The above definition tells us that $l_0$ norm of a vector $X$ is the total number of its non-zero elements. You might think that the above norm is just a mathematical definition with perhaps no real world application. In reality $l_0$ norm shows up in many optimization problems, however as its computation is difficult, we usually use other norms such as $l_1$.

$l_1$ Norm

$l_1$ norm is defined as: 

$||X||_1 = \sum_i{|x_i|}$

$l_0$ norm is used in many applications, and it has a couple of other names such as the "Manhattan distance". It is used in many regularization and optimization problems instead of $l_0$ which is more difficult to compute (see this post). $l_1$ also has a simple geometric interpretation, as shown in the following figure. It shows the distance in terms of "city blocks", hence sometimes it is called "Manhattan distance" or "city block distance".
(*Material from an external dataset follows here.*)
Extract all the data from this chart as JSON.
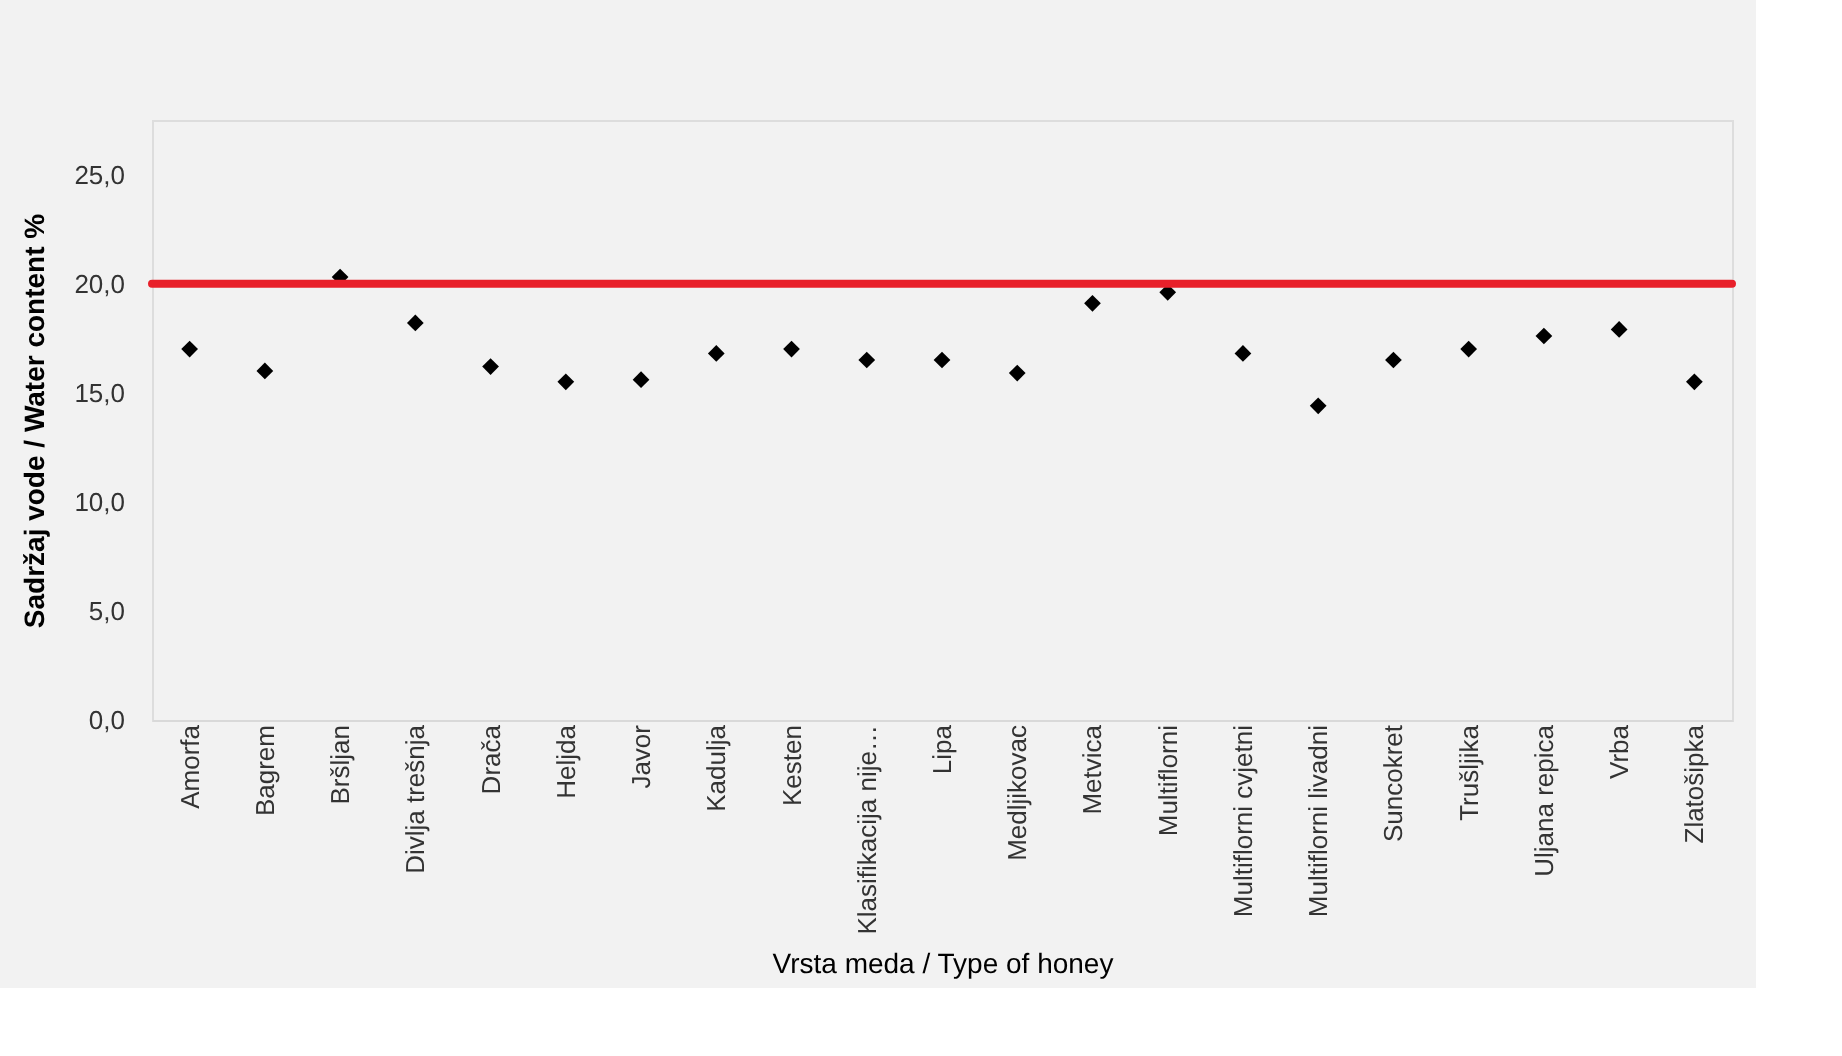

Similar to Euclidean norm, we can also show its unit circle, i.e. all the set of all vectors whose $l_1$ norm is equal to "1". You will realize that the set of all such vectors lie on a square (and not a circle) with its sides equal to 1.


$l_\infty$ Norm
$l_\infty$ Norm is defined as:

$||X||_\infty = \max{(|x_1|, \cdots, |x_n|)}$

It is sometimes called as the Chebyshev norm. The geometric interpretation of its unit circle is a square with sides of 1. It has this particular shape, because in order to have a norm of 1, at least one of the entries has to be 1.

L1 Optimization

Suppose you need to reconstruct a signal $X$ from a set of measurements $y$. $y$ usually does not contain complete information about $X$ due to real world constraints, e.g. you cannot deploy too many sensors. How do we reconstruct $X$? One approach is to assume that $X$ is sparse, i.e. there are not many non-zero elements (i.e. less unknown). So, we want to find the matrix $X$ with the minimum number of non-zero entries. In other words, we are trying to minimize $||X||_0$, by finding a transformation $\Phi$:

$\min{||X||_0}$
subject to
$\Phi X = y$ 

It's perfect, but there is only one problem. Computing $l_0$ is NP hard, which in simple terms means, it needs exponential time (not practical). There have been some approximation solutions of $l_0$ optimization (see this paper, for example), but in most cases, we usually use  $l_1$ as an approximation of $l_0$:

$||X||_1 = \sum_i{|x_i|}$

This is the basis for what is called as "compressive sensing" and "$l_1$ regularization" which has many applications in machine learning and signal processing, especially in bio-medical applications. 

Co-variance and Gram Matrix

You can think of your data as a matrix, where the rows represent the instances and the columns represent the features. Let's call this matrix $A$. Now $A^TA$ represents feature $\times$ feature, or as it is commonly called: the co-variance matrix. On the other hand,  $AA^T$ represents instance $\times$ instance, i.e. the similarity! This matrix is called the gram matrix.  

This is useful in computing SVD. SVD is a method to decompose a matrix $A$ into 3 components:

$A=U\Sigma V^T$

U is obtained from the eigenvectors of the gram matrix ( $AA^T$), while V is obtained from the eigenvectors of the co-variance matrix ( $A^TA$).